- Born: March 11, 1905 St. Louis, Missouri, U.S.
- Died: June 30, 1998 (aged 93) Los Gatos, California, U.S.
- Occupation: Theologian

= George Harold Dunne =

American theologian (1905–1998)

George Harold Dunne (March 11, 1905 – June 30, 1998) was an American theologian and Jesuit priest.

== Life ==
He was born on March 11, 1905 in St. Louis, Missouri in the United States. His relatives were the writers John Gregory Dunne and Dominick Dunne.

In the later stages of his life, he lived among the Jesuit community at Loyola Marymount University. He died on June 30, 1998 in Los Gatos, California, outside San Jose in California, United States.

He never married. He was survived by his six nieces and two nephews.

== Education ==
Dunne was a student of Chinese theology and language. He attended law school at Loyola Marymount University, from where he graduated in 1926.

He completed his master's degree from Gonzaga University in 1932. He received a doctorate in international relations in 1944 from the University of Chicago.

== Career ==
Dunne's first academic position was at the University of St. Louis, but his criticism of the policies of racial segregation at the university resulted in his dismissal. He then transferred to Loyola University in Los Angeles, where he was dismissed again, this time because of his support of a strike of the stage employees' union. He eventually served at Georgetown University and became the director of the university's program at Fribourg, Switzerland.

He retired from his teaching career in 1985. He was a longtime contributor to America, a Jesuit review magazine.

== Legacy ==

He was an outspoken critic of racial segregation in the United States way back in the 1940s when most of mainstream America was in favor of racial segregation. His belief in racial equality led him to be the first director of the ecumenical Committee on Society, Development, and Peace.
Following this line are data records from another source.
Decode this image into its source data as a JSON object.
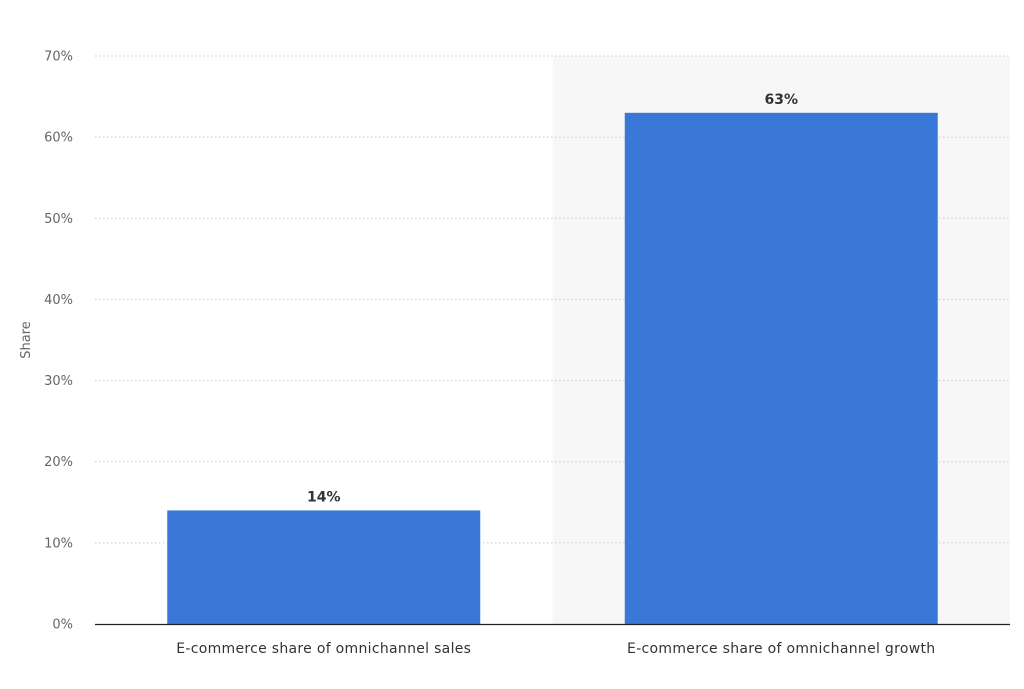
{
  "chart_data": {
    "type": "bar",
    "categories": [
      "E-commerce share of omnichannel sales",
      "E-commerce share of omnichannel growth"
    ],
    "values": [
      14,
      63
    ],
    "data_labels": [
      "14%",
      "63%"
    ],
    "title": "",
    "xlabel": "",
    "ylabel": "Share",
    "ylim": [
      0,
      70
    ],
    "yticks": [
      0,
      10,
      20,
      30,
      40,
      50,
      60,
      70
    ],
    "ytick_labels": [
      "0%",
      "10%",
      "20%",
      "30%",
      "40%",
      "50%",
      "60%",
      "70%"
    ],
    "grid": true,
    "highlighted_category": 1,
    "colors": {
      "bar": "#3a78d8",
      "highlight_band": "#f7f7f7",
      "grid": "#c8c8c8",
      "baseline": "#222222"
    }
  }
}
He is also remembered today for his book Generation of Giants: The Story of the Jesuits in China in Ming Dynasty, which recounted the story of early Jesuit missions in China to a wider audience.

== Bibliography ==
He is the author of a number of notable books:

- King's Pawn: The Memoirs of George H. Dunne - King's pawn : the memoirs of George H. Dunne
- Generation of Giants: The Story of the Jesuits in China in Ming Dynasty - Generation of giants; the story of the Jesuits in China in the last decades of the Ming dynasty
- The right to development: Topics in moral argument - The right to development
- Religion and American Democracy: A Reply to Paul Blanshard's Letter - Religion and American democracy : a reply to Paul Blanshard's American freedom and Catholic power
- Catholic Social Doctrine and World Peace
- Christian Advocacy and Labor Strife in Hollywood

=== Generation of Giants ===

The book Generation of Giants: The Story of the Jesuits in China in Ming Dynasty is perhaps his most notable work. In 1926, he entered the Jesuits, and in 1932 was sent to China where he worked for four years. The experience would later be reflected in the book Generation of Giants, about the inculturating efforts of early Jesuit missionaries to China like Matteo Ricci.